In the wake of President Obama’s surprise announcement that the United States would resume diplomatic relations after five decades, B’nai B’rith’s Cuban roots were explored in an article for the spring 2015 edition of B’nai B’rith Magazine. Also discussed in the article was also the 20 year anniversary of the Cuban Jewish Relief Project, which was observed throughout 2015. Check out an excerpt from the story below and click to read it in full. 

The lodge was started by Milton Savitch, a member of B’nai B’rith Switzerland, and 31 members of the Cuban community. Founded immediately after the Warsaw Ghetto Uprising against the Nazis, the Cuban lodge was intended to be a spiritual center and an organization that helped Jews escape from persecution and death in Europe.
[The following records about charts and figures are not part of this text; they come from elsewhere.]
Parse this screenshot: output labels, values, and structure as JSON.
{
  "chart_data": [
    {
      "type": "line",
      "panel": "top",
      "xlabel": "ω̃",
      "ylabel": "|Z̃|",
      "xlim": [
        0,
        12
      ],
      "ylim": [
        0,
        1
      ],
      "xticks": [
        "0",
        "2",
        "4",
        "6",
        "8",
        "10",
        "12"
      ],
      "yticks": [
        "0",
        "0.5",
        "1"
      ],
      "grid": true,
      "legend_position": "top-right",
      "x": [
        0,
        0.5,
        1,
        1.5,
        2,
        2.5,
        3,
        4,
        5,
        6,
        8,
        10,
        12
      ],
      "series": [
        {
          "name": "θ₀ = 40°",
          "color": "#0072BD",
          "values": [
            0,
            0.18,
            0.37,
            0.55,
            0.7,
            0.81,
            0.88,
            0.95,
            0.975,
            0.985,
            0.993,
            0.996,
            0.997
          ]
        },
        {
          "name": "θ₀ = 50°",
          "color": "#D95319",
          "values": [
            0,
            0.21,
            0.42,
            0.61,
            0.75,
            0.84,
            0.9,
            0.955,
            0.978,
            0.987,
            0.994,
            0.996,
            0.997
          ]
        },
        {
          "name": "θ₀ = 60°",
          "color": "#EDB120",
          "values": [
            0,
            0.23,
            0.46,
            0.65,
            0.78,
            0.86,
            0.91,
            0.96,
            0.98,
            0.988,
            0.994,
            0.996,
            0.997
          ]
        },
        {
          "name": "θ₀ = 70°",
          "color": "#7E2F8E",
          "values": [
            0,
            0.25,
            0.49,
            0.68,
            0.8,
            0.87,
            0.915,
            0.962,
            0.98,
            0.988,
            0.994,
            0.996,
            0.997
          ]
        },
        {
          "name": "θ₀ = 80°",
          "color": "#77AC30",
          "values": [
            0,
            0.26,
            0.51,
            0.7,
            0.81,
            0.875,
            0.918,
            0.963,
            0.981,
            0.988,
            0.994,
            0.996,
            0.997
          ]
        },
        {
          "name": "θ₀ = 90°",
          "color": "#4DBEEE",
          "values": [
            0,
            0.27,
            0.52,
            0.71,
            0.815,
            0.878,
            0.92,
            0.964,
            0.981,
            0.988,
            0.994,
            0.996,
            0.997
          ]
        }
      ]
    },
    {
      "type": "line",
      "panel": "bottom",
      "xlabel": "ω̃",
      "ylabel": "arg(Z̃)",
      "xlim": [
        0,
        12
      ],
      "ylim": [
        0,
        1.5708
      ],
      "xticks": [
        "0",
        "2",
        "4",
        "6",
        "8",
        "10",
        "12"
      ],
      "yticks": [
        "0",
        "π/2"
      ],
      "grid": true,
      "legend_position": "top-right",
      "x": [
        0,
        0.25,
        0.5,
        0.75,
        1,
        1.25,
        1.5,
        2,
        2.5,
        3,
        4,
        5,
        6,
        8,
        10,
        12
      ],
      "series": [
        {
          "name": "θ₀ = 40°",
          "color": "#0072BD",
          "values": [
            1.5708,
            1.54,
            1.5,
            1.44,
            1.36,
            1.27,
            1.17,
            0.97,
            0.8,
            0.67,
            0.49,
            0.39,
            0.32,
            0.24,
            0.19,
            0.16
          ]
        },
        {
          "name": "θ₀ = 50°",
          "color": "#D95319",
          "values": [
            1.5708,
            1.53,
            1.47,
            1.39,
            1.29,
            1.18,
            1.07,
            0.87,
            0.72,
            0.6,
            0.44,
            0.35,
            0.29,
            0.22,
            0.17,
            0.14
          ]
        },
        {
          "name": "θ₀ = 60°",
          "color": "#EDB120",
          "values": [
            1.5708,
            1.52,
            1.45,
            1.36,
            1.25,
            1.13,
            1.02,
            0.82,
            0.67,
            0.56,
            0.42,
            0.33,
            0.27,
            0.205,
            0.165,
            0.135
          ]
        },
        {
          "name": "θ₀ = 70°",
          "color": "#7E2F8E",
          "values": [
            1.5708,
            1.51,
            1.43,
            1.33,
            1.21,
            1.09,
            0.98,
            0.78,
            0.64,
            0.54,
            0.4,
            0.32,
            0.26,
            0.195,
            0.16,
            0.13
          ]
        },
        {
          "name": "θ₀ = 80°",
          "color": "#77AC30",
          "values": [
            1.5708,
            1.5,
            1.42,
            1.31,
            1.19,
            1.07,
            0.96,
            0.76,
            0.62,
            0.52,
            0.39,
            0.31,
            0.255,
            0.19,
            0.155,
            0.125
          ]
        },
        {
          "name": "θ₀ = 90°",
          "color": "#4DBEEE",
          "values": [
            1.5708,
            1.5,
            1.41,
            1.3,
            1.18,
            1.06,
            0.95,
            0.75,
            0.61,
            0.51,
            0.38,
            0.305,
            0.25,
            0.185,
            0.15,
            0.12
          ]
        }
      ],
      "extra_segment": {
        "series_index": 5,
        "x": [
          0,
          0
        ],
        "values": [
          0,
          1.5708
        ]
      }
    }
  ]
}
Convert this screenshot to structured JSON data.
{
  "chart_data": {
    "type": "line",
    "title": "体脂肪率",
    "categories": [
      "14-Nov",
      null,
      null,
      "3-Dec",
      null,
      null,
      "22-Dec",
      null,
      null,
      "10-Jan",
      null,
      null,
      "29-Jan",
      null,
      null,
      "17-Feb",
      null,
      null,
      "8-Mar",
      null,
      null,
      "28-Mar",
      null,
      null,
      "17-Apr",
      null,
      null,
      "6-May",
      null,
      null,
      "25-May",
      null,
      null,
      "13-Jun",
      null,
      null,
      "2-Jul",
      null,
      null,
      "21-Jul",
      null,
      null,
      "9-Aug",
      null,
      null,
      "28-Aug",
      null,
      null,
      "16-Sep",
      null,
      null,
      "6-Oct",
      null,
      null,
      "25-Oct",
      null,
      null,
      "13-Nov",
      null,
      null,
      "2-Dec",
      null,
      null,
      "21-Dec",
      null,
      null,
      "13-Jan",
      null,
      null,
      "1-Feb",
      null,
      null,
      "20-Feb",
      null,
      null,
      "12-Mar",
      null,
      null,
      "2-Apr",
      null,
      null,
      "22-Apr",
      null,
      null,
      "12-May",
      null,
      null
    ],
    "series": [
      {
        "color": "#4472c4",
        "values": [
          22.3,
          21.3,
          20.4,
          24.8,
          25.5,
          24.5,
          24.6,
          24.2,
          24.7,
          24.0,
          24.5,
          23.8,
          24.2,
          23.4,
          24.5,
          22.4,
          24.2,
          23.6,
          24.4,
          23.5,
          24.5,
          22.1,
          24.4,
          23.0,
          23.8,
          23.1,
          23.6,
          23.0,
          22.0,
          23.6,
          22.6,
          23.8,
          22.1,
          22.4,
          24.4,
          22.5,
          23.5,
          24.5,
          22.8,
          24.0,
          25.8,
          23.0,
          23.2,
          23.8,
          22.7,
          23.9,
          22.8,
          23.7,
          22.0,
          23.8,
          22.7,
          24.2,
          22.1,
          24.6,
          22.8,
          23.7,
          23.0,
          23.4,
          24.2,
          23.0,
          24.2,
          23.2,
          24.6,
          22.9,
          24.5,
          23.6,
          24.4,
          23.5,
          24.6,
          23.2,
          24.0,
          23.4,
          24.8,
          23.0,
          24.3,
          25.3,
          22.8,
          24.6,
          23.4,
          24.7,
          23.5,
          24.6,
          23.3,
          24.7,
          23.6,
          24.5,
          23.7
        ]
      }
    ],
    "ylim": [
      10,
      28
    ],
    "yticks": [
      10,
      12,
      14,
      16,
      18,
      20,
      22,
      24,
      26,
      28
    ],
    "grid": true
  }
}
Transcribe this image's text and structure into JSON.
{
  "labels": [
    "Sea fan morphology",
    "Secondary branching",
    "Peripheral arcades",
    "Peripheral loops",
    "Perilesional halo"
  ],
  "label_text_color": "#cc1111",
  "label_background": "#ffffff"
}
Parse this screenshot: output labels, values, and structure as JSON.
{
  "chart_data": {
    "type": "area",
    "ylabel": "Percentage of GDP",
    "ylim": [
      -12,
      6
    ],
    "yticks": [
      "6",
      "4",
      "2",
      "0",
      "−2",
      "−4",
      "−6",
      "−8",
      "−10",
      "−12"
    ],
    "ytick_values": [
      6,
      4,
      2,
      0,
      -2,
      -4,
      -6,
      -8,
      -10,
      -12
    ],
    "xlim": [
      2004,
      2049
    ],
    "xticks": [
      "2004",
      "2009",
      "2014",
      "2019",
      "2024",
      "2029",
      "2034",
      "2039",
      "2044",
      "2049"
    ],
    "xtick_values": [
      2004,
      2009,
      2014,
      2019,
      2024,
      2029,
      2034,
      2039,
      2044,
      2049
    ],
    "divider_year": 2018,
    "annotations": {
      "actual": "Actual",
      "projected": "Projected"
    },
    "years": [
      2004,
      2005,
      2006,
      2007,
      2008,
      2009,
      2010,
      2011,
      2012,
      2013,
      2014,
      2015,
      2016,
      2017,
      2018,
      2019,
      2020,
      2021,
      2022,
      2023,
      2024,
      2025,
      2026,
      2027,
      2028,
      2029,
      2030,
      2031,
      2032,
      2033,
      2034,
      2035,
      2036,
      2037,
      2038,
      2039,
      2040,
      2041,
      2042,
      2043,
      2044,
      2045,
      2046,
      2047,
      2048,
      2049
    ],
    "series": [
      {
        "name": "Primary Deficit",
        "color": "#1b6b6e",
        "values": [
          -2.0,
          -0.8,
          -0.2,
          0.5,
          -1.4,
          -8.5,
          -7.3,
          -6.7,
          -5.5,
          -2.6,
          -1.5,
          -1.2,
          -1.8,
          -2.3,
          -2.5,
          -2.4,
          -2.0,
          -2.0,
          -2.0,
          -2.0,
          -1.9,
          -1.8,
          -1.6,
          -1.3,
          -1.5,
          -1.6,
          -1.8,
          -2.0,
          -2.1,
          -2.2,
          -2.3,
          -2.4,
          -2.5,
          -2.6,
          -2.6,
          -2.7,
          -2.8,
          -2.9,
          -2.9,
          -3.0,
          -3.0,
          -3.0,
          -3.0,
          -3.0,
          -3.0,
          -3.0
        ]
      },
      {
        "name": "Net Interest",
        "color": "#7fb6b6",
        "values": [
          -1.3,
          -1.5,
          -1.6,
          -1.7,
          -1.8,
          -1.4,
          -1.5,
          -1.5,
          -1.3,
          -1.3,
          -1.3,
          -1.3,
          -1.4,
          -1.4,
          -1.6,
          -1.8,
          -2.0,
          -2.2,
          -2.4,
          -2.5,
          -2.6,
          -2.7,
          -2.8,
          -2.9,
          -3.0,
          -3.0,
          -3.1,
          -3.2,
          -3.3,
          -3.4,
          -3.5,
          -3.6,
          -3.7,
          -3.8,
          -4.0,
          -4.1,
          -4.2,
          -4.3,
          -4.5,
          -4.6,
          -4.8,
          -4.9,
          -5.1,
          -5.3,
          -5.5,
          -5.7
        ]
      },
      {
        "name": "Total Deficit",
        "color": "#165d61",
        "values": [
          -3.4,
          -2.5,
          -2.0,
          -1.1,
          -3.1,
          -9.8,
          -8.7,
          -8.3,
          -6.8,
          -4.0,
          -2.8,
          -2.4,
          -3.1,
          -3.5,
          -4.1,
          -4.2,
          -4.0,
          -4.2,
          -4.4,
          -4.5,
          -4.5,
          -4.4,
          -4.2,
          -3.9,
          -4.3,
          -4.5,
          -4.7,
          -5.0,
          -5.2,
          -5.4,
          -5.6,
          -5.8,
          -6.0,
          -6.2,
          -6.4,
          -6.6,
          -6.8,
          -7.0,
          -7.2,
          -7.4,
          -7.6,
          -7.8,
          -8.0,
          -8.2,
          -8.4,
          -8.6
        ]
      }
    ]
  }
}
But the lodge also shared many of the classic B’nai B’rith goals.

They were “to link the purest principles of charity, honor and patriotism, to support the arts and sciences, to alleviate the needs of the poor, to visit and tend to the sick, to protect and assist widows and orphans,” said B’nai B’rith Maimonides Lodge’s current president, Samuel Zagovlov.
Today, the lodge has 100 members and continues its charitable work. In 2002, it started the Tzedakah Project in conjunction with the Cuban Jewish Relief Committee. The project provides financial assistance to 120 elderly Cuban Jews in need.

Coverage On The Cuban Jewish Diaspora From The Jerusalem Post Magazine

Cuban Jewish Relief Project Alumnus Jill Wagner wrote a first-hand account of her experience on the mission for the October edition The Jerusalem Post Magazine.

From afar these fresh faced teenagers look like they could be cast on a billboard – advertising the good life. They are diverse: dark, tanned skin topped with shiny brown hair; Blonde tresses framing sparkling blue eyes; these teens are slender and stylish. They’re waist-deep in the crystal clear water of the Caribbean, splashing and teasing each other, laughing and gossiping. In so many ways they are just like typical teens. Except, they are not.

These dozen or so teens make up a large portion of Havana’s young Jewish community. If they decide to leave Cuba – to start a new life with more opportunity in Israel, the United States or Panama – they’ll take what’s left of Cuba’s once-thriving Jewish community with them.